(AllHipHop News) Some people praised the plan Frank Ocean used to release his new album Blonde. In contrast, the R&B star's former label is reportedly considering suing him.
Ocean's sophomore studio album Blonde arrived as an independent LP after he turned in another "visual album" titled Endless to Def Jam Records/Universal Music Group as his final contract requirement. Endless was exclusively available for streaming on Apple Music.
Blonde was only streamed on Apple Music as well, but Ocean also sold the album via the iTunes music store. The LPsold 232,000 copies in its first week with a total of 276,000 sales plus streaming units.
Billboard calculated the possible one-week revenue advantage Ocean earned by Blonde coming out on the "Nikes" performer's own Boys Don't Cry company rather than Def Jam.
The publication reports:
So far, Blonde has generated about $2.12 million in total, according to Billboard's estimate. (Note that the following tallies are based on the assumption that Ocean is receiving 70 percent of revenues, since Blonde was self-released -- in a major fiscal coup for the artist.) Of that first week cash, Ocean would have made $1.623 million off 232,000 album sales, and about $504,000 on 69.1 million streams...
With publishing revenue wholly subtracted, Ocean would still net about $1.77 million from Blonde... from its first week.
At one time, it was virtually impossible for a music act to reach a widespread audience and achieve significant financial success without the help of a major record label.
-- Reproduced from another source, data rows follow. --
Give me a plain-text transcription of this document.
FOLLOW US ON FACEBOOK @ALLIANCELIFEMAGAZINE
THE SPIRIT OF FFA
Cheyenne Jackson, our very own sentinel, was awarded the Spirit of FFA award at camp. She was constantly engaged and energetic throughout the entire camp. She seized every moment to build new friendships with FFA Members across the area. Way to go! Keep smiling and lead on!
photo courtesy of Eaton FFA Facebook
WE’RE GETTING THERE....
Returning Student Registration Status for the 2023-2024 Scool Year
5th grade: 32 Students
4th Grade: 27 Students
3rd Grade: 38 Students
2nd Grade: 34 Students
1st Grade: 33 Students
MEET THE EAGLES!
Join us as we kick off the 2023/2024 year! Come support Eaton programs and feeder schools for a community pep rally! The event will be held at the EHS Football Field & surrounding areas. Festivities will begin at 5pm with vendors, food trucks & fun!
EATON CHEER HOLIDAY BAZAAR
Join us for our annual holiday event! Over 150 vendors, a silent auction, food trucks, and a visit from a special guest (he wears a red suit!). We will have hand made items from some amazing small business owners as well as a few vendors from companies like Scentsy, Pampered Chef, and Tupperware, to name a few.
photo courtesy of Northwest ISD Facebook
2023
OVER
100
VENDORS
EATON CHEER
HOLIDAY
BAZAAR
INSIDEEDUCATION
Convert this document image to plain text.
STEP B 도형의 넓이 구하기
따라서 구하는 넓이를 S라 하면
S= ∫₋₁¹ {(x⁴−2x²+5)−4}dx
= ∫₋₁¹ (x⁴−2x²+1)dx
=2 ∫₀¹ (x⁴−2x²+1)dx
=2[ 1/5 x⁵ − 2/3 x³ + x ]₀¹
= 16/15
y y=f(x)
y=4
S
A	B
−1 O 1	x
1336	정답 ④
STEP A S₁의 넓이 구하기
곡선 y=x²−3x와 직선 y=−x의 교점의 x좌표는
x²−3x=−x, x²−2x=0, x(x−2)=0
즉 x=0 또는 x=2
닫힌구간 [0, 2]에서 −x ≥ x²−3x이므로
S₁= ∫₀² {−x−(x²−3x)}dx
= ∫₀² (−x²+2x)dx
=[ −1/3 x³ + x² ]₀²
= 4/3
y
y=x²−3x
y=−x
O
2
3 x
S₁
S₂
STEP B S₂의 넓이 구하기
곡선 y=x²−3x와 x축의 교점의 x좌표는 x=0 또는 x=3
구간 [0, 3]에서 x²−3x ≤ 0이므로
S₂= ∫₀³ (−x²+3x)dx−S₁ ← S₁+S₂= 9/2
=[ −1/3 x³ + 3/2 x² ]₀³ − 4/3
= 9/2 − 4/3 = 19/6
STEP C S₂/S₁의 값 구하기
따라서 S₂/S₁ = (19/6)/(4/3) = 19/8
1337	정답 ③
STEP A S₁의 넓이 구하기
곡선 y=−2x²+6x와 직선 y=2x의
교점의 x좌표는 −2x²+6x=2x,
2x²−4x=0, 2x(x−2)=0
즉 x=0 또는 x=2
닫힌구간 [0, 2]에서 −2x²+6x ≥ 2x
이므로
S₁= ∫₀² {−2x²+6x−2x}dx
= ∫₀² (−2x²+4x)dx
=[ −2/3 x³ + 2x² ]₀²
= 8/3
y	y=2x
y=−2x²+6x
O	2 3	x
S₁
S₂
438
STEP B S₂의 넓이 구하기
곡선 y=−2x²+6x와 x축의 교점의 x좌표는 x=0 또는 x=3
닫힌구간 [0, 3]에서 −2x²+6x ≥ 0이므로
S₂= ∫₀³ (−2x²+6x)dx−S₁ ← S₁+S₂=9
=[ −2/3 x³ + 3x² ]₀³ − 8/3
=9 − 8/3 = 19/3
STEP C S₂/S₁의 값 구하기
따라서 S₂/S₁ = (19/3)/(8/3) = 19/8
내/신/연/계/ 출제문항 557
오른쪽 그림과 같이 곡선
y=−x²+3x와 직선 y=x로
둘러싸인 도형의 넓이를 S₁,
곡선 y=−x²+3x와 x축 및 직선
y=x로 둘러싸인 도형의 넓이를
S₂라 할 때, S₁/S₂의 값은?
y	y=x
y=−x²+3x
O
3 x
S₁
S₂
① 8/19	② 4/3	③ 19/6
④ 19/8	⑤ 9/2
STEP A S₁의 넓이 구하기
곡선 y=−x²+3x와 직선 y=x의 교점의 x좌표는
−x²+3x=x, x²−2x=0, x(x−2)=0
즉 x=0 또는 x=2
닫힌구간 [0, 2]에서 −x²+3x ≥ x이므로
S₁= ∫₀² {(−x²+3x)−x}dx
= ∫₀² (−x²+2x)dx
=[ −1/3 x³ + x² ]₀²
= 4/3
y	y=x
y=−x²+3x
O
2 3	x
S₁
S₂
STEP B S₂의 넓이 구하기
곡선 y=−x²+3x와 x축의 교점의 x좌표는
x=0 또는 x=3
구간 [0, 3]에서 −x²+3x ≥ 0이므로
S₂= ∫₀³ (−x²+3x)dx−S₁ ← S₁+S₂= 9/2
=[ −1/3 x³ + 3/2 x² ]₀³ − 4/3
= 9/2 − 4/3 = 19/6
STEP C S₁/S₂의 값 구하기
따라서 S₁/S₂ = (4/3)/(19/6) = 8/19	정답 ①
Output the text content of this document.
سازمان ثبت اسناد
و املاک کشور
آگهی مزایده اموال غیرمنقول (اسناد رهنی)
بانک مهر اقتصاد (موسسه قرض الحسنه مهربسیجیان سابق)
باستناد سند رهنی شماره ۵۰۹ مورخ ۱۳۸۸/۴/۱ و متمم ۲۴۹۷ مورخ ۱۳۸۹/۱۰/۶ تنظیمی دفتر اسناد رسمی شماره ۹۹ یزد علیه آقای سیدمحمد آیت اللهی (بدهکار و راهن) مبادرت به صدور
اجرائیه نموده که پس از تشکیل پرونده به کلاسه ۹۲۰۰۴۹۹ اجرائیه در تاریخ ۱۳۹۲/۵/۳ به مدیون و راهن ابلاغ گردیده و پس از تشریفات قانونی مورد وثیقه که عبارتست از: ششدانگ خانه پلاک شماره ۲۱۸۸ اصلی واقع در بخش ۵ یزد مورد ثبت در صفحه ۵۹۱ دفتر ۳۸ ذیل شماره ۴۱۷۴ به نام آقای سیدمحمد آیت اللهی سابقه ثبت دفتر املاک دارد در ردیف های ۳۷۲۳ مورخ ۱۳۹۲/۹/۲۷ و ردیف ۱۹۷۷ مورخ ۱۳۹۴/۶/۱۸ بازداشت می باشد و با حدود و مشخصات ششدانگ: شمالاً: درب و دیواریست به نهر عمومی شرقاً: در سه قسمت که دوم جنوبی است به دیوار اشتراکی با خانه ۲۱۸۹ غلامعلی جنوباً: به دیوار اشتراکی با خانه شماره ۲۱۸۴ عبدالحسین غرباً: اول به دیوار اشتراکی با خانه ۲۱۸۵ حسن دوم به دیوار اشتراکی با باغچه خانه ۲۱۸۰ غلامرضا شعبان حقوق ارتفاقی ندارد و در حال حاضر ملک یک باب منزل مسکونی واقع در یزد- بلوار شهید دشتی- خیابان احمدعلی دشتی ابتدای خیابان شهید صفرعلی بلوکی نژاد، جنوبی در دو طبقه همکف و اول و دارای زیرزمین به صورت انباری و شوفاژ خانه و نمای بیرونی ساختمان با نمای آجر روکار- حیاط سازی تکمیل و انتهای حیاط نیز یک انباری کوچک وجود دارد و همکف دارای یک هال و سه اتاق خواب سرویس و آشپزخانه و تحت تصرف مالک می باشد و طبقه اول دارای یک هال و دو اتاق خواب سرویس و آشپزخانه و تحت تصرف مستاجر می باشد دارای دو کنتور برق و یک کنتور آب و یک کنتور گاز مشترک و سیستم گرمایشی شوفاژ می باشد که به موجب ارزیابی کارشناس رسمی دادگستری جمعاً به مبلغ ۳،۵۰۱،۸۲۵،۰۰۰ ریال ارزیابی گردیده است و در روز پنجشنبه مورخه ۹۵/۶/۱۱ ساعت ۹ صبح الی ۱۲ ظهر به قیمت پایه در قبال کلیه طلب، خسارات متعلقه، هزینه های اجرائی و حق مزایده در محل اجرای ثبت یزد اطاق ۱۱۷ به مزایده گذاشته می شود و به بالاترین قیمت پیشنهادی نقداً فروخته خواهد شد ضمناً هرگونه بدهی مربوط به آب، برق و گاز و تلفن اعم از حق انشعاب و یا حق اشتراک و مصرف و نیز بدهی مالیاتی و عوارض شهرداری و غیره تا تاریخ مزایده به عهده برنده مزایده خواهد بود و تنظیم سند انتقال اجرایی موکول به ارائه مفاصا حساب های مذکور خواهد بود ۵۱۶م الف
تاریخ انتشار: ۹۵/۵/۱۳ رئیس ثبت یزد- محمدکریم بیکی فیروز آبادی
It looks as if that is an outdated concept in 2016.
Like Frank Ocean, Chance The Rapper is another independent entertainer that has made a major impact by presenting his work on Apple Music. Unlike Ocean, the Chicago native did not sell his Coloring Book mixtape.
Despite not purposely seeking commercial benefit from direct sales of Coloring Book, Chance still made history when the tape became the first project to make the Billboard 200 album chart (#8) strictly off streaming numbers.
Apple Music and other streaming services are just one alternative for indie musicians. With internet-based platforms such as SoundCloud and YouTube, artists are now connecting with global listeners without corporate backing.
Other companies such as TuneCore and BitTorrent are providing distribution options that allow performers to keep a larger share of the profits from the art they create. Public Enemy, Curren$y, Public Enemy, Curren$y, Cam’ron, MF Doom, Bishop Nehru, De La Soul, and Prodigy are just a few Hip Hop figures that have taken advantage of BitTorrent Bundles.
The impact of the Digital Age and the continuing evolution of the music industry will surely open up more chances for independent artists to circumvent the major label complex and still earn a nice living from their music.